Do ETFs point to a great rotation?
Stock ETFs are clocking record growth.
January 16, 2013
Is it the year of the great rotation? The year when investors finally react to the dying bond bull by shifting their money into equities? Rotation-ites like Goldman Sachs' Jim O'Neil believe that 2013 could just be the year it all happens and investors cheer "risk-on." In a letter dated Jan. 4, titled "Is 2013 Going to be the Great Year of Rotation from Bonds to Equities?", O'Neil points to ETF data as a weathervane for a potential big shift into stocks. "What is clear from the reported weekly ETF data is that recent inflows into passive ETF equity funds have been quite sizeable relative to bonds," he writes.
O'Neil is right on at least one count: exchange-traded fund (ETF) data certainly show stocks on the rise. While global ETF and exchange-traded product (ETP) assets grew to $1.95 trillion in 2012, data from ETF Global Insight report also show that equity-focused ETFs clocked record growth during the year, pulling in $167.3 billion, a massive increase of 84.5% over 2011. The most popular products were focused on U.S. and North American equities, followed closely by emerging market equities. By contrast, flows into fixed income ETFs, while still healthy, didn't quite hit the highs equities did: fixed income ETFs added $62.9 billion in net new assets, an increase of $17.5 billion, or 38.5%, on 2011 levels.
Does all this a rotation make? Possibly. But on the pension side of the industry that kind of turnaround from bonds into stocks isn't going to happen fast. Plan sponsors are understandably gun shy about equities, having been twice burned in the same decade: once in 2001 and again in 2008.
As a result, many have already turned down the derisking road, buying up bonds and hard assets; focusing on paying out liabilities for the long-term. Others are merely waiting to make the move. Right now, at least, there is little appetite for fickle stocks and the name of the game is, instead, immunization.

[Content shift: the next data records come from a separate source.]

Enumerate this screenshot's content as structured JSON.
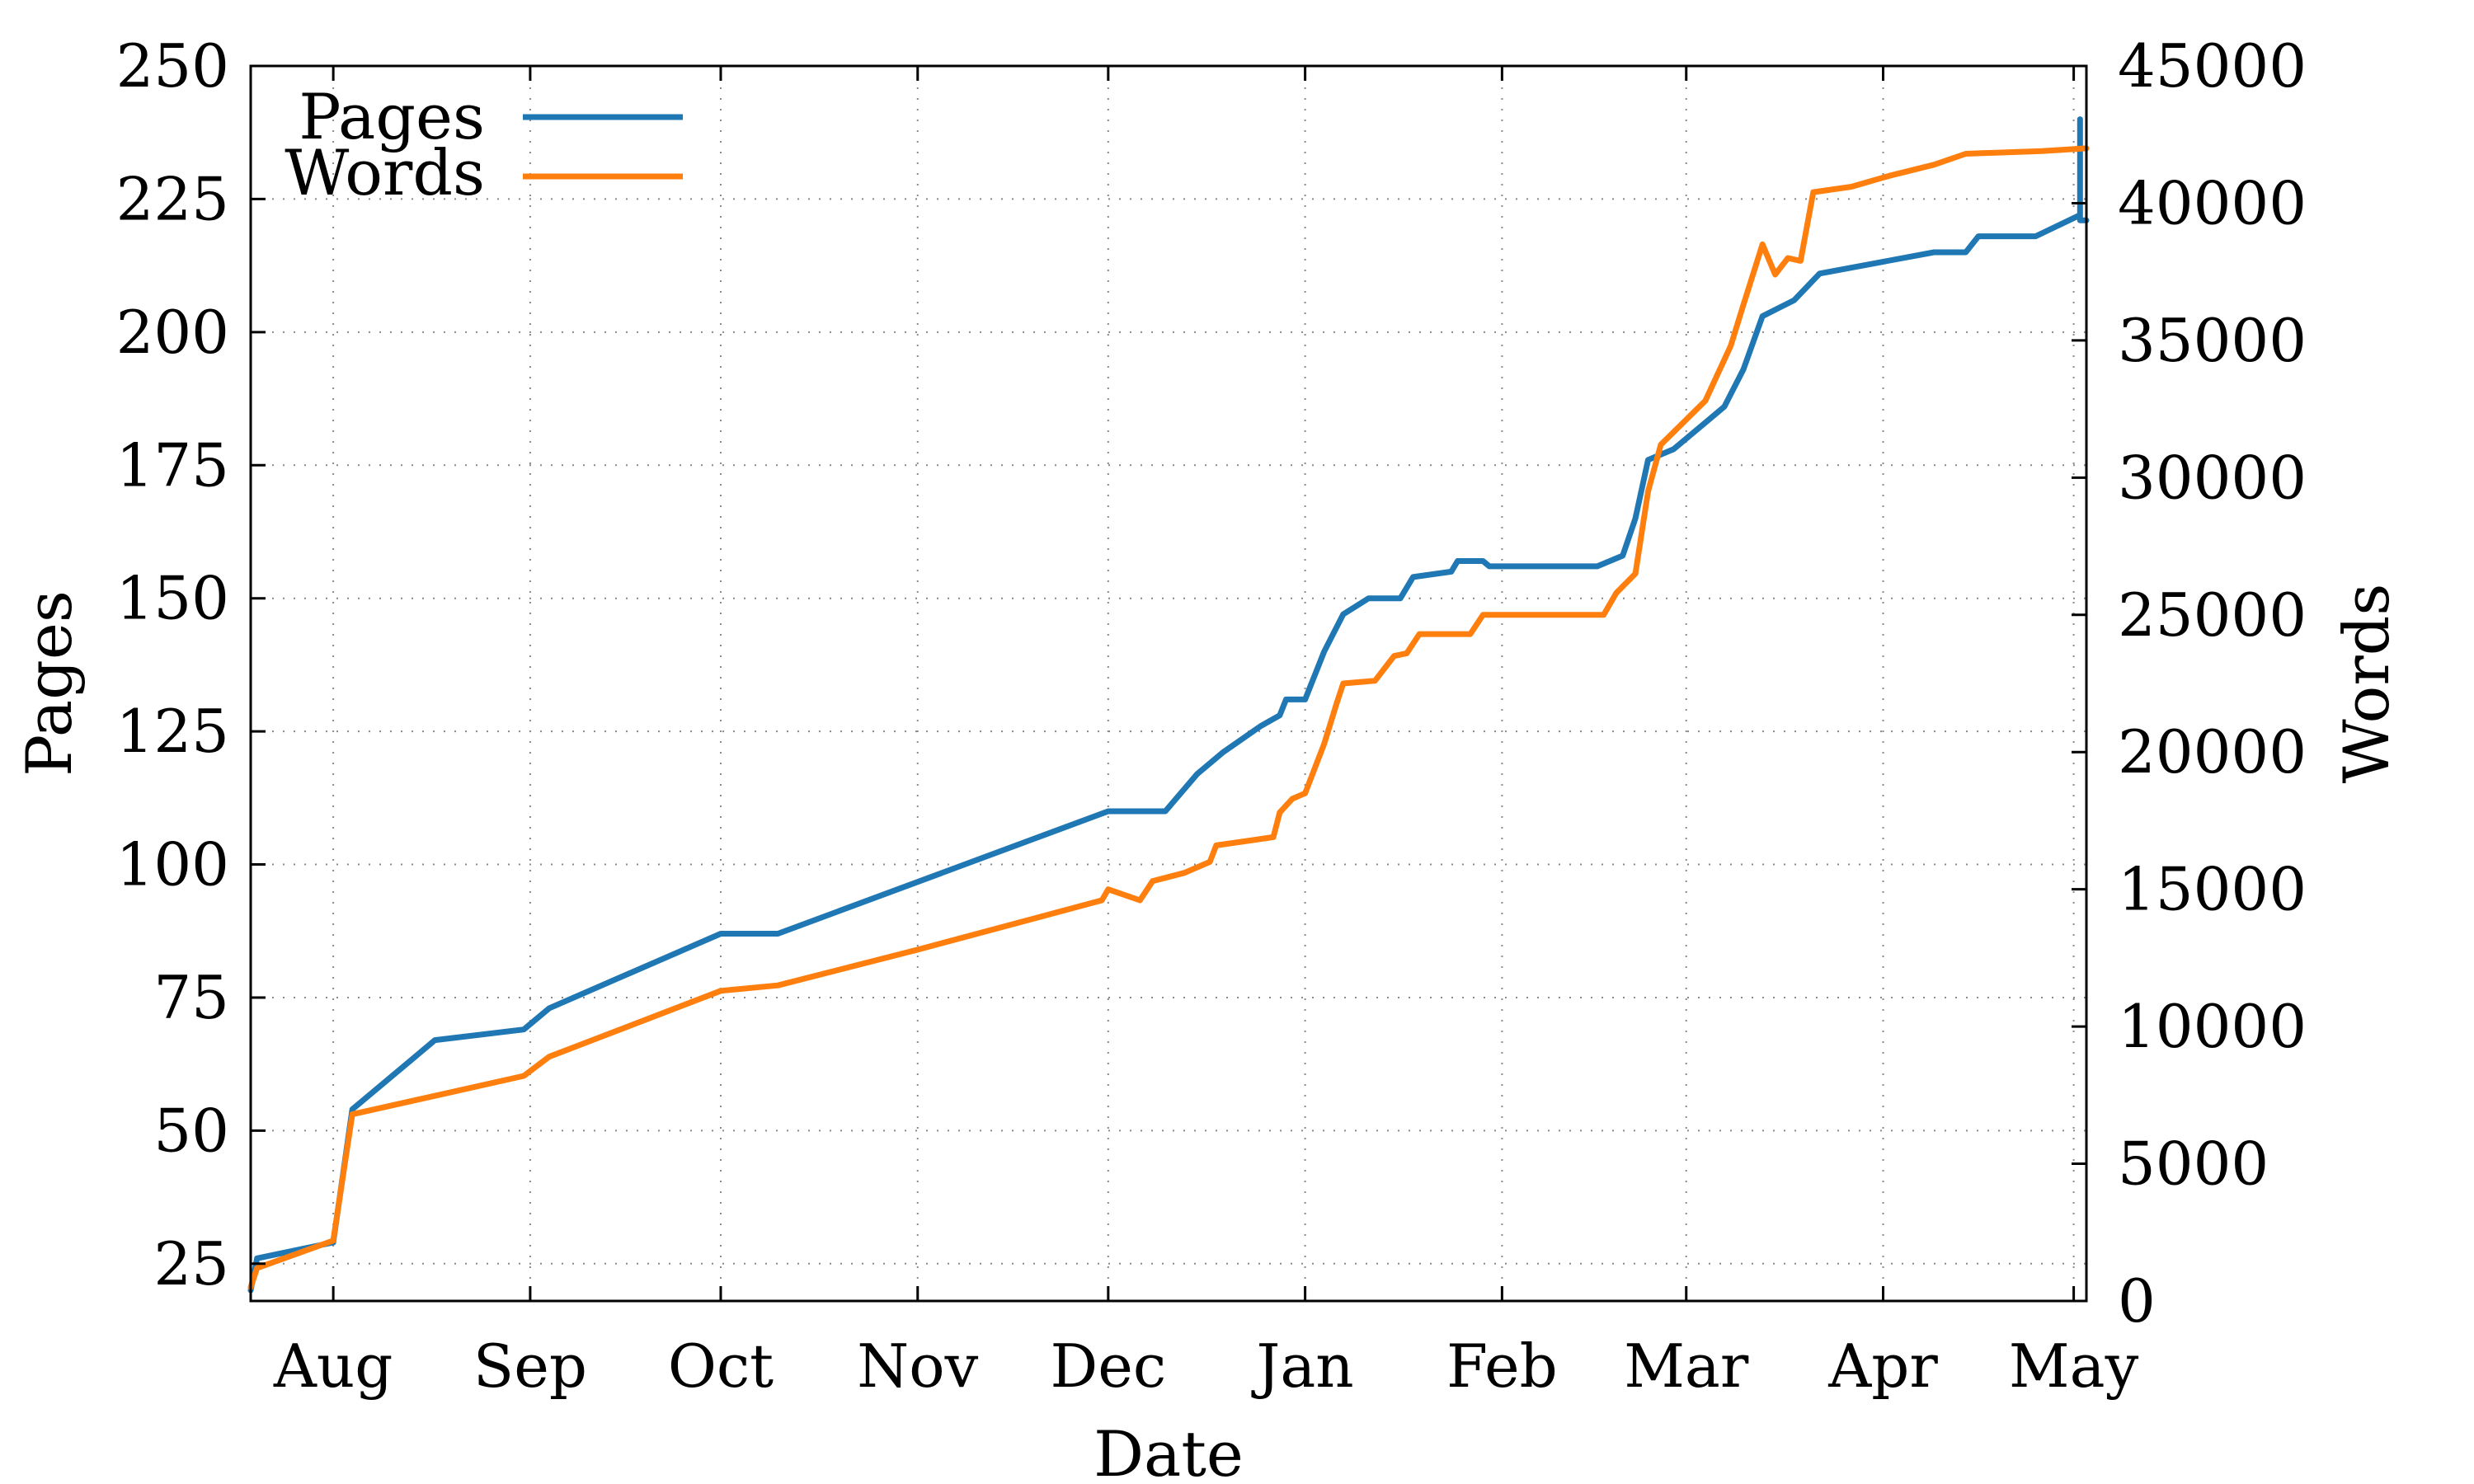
{
  "chart_data": {
    "type": "line",
    "xlabel": "Date",
    "ylabel_left": "Pages",
    "ylabel_right": "Words",
    "x_tick_labels": [
      "Aug",
      "Sep",
      "Oct",
      "Nov",
      "Dec",
      "Jan",
      "Feb",
      "Mar",
      "Apr",
      "May"
    ],
    "x_tick_dates": [
      "2019-08-01",
      "2019-09-01",
      "2019-10-01",
      "2019-11-01",
      "2019-12-01",
      "2020-01-01",
      "2020-02-01",
      "2020-03-01",
      "2020-04-01",
      "2020-05-01"
    ],
    "xlim": [
      "2019-07-19",
      "2020-05-03"
    ],
    "ylim_left": [
      18,
      250
    ],
    "yticks_left": [
      25,
      50,
      75,
      100,
      125,
      150,
      175,
      200,
      225,
      250
    ],
    "ylim_right": [
      0,
      45000
    ],
    "yticks_right": [
      0,
      5000,
      10000,
      15000,
      20000,
      25000,
      30000,
      35000,
      40000,
      45000
    ],
    "grid": true,
    "legend_position": "top-left",
    "series": [
      {
        "name": "Pages",
        "axis": "left",
        "color": "#1f77b4",
        "points": [
          [
            "2019-07-19",
            20
          ],
          [
            "2019-07-20",
            26
          ],
          [
            "2019-08-01",
            29
          ],
          [
            "2019-08-04",
            54
          ],
          [
            "2019-08-17",
            67
          ],
          [
            "2019-08-31",
            69
          ],
          [
            "2019-09-04",
            73
          ],
          [
            "2019-10-01",
            87
          ],
          [
            "2019-10-10",
            87
          ],
          [
            "2019-12-01",
            110
          ],
          [
            "2019-12-10",
            110
          ],
          [
            "2019-12-15",
            117
          ],
          [
            "2019-12-19",
            121
          ],
          [
            "2019-12-25",
            126
          ],
          [
            "2019-12-28",
            128
          ],
          [
            "2019-12-29",
            131
          ],
          [
            "2020-01-01",
            131
          ],
          [
            "2020-01-04",
            140
          ],
          [
            "2020-01-07",
            147
          ],
          [
            "2020-01-11",
            150
          ],
          [
            "2020-01-16",
            150
          ],
          [
            "2020-01-18",
            154
          ],
          [
            "2020-01-24",
            155
          ],
          [
            "2020-01-25",
            157
          ],
          [
            "2020-01-29",
            157
          ],
          [
            "2020-01-30",
            156
          ],
          [
            "2020-02-16",
            156
          ],
          [
            "2020-02-20",
            158
          ],
          [
            "2020-02-22",
            165
          ],
          [
            "2020-02-24",
            176
          ],
          [
            "2020-02-28",
            178
          ],
          [
            "2020-03-03",
            182
          ],
          [
            "2020-03-07",
            186
          ],
          [
            "2020-03-10",
            193
          ],
          [
            "2020-03-13",
            203
          ],
          [
            "2020-03-18",
            206
          ],
          [
            "2020-03-22",
            211
          ],
          [
            "2020-03-31",
            213
          ],
          [
            "2020-04-09",
            215
          ],
          [
            "2020-04-14",
            215
          ],
          [
            "2020-04-16",
            218
          ],
          [
            "2020-04-25",
            218
          ],
          [
            "2020-05-02",
            222
          ],
          [
            "2020-05-02",
            240
          ],
          [
            "2020-05-02",
            221
          ],
          [
            "2020-05-03",
            221
          ]
        ]
      },
      {
        "name": "Words",
        "axis": "right",
        "color": "#ff7f0e",
        "points": [
          [
            "2019-07-19",
            500
          ],
          [
            "2019-07-20",
            1200
          ],
          [
            "2019-08-01",
            2200
          ],
          [
            "2019-08-04",
            6800
          ],
          [
            "2019-08-31",
            8200
          ],
          [
            "2019-09-04",
            8900
          ],
          [
            "2019-10-01",
            11300
          ],
          [
            "2019-10-10",
            11500
          ],
          [
            "2019-11-01",
            12800
          ],
          [
            "2019-11-30",
            14600
          ],
          [
            "2019-12-01",
            15000
          ],
          [
            "2019-12-06",
            14600
          ],
          [
            "2019-12-08",
            15300
          ],
          [
            "2019-12-13",
            15600
          ],
          [
            "2019-12-17",
            16000
          ],
          [
            "2019-12-18",
            16600
          ],
          [
            "2019-12-27",
            16900
          ],
          [
            "2019-12-28",
            17800
          ],
          [
            "2019-12-30",
            18300
          ],
          [
            "2020-01-01",
            18500
          ],
          [
            "2020-01-04",
            20300
          ],
          [
            "2020-01-06",
            21800
          ],
          [
            "2020-01-07",
            22500
          ],
          [
            "2020-01-12",
            22600
          ],
          [
            "2020-01-15",
            23500
          ],
          [
            "2020-01-17",
            23600
          ],
          [
            "2020-01-19",
            24300
          ],
          [
            "2020-01-27",
            24300
          ],
          [
            "2020-01-29",
            25000
          ],
          [
            "2020-02-17",
            25000
          ],
          [
            "2020-02-19",
            25800
          ],
          [
            "2020-02-22",
            26500
          ],
          [
            "2020-02-24",
            29500
          ],
          [
            "2020-02-26",
            31200
          ],
          [
            "2020-03-04",
            32800
          ],
          [
            "2020-03-08",
            34800
          ],
          [
            "2020-03-10",
            36300
          ],
          [
            "2020-03-13",
            38500
          ],
          [
            "2020-03-15",
            37400
          ],
          [
            "2020-03-17",
            38000
          ],
          [
            "2020-03-19",
            37900
          ],
          [
            "2020-03-21",
            40400
          ],
          [
            "2020-03-27",
            40600
          ],
          [
            "2020-04-02",
            41000
          ],
          [
            "2020-04-09",
            41400
          ],
          [
            "2020-04-14",
            41800
          ],
          [
            "2020-04-26",
            41900
          ],
          [
            "2020-05-03",
            42000
          ]
        ]
      }
    ]
  }
}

But like any long-term relationship, the door could still be open, especially now that sovereign risk is at all time highs making good bonds harder to come by. Perhaps the biggest sign of real change in asset allocation (and the potential for a great rotation) will come as we watch how institutions—and pension funds in particular —use ETFs. Stay tuned. In the meantime, here are a few other interesting statistics from the latest ETF Global Insight report.
- ETF and ETP assets increased by 27.6% from $1.53 trillion to $1.95 trillion during 2012.

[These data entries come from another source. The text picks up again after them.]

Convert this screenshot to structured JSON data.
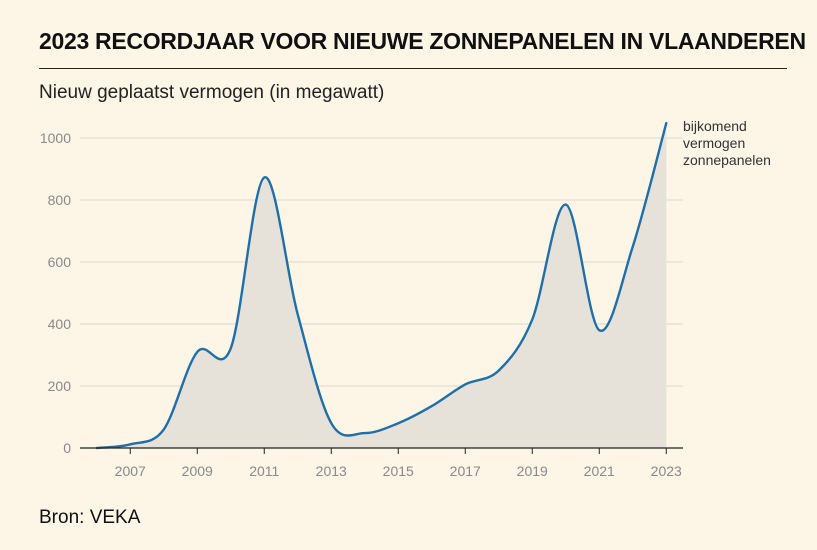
{
  "header": {
    "title": "2023 RECORDJAAR VOOR NIEUWE ZONNEPANELEN IN VLAANDEREN",
    "subtitle": "Nieuw geplaatst vermogen (in megawatt)"
  },
  "footer": {
    "source": "Bron: VEKA"
  },
  "chart_data": {
    "type": "area",
    "title": "2023 RECORDJAAR VOOR NIEUWE ZONNEPANELEN IN VLAANDEREN",
    "subtitle": "Nieuw geplaatst vermogen (in megawatt)",
    "xlabel": "",
    "ylabel": "",
    "x": [
      2006,
      2007,
      2008,
      2009,
      2010,
      2011,
      2012,
      2013,
      2014,
      2015,
      2016,
      2017,
      2018,
      2019,
      2020,
      2021,
      2022,
      2023
    ],
    "series": [
      {
        "values": [
          0,
          12,
          60,
          310,
          322,
          873,
          430,
          80,
          48,
          80,
          135,
          205,
          250,
          415,
          785,
          380,
          650,
          1048
        ]
      }
    ],
    "xticks": [
      "2007",
      "2009",
      "2011",
      "2013",
      "2015",
      "2017",
      "2019",
      "2021",
      "2023"
    ],
    "yticks": [
      "0",
      "200",
      "400",
      "600",
      "800",
      "1000"
    ],
    "xlim": [
      2005.5,
      2023.5
    ],
    "ylim": [
      0,
      1050
    ],
    "grid": true,
    "line_color": "#1f6fa8",
    "fill_color": "#e6e1d9",
    "grid_color": "#ddd8ce",
    "axis_color": "#222222",
    "annotation": {
      "lines": [
        "bijkomend",
        "vermogen",
        "zonnepanelen"
      ]
    }
  }
}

- The 10-year compounded annual growth rate of global ETF and ETP assets at the end of 2012 was 29.6%.
- There are currently 4,731 ETFs and ETPs with 9,710 listings, assets of $1.95 trillion, from 208 providers on 56 exchanges.
- The largest provider is iShares with $760 billion assets and a 39% market share; SPDR ETFs is second with $337 billion and 17.3% market share, followed by Vanguard with $246 billion and 12.6% market share.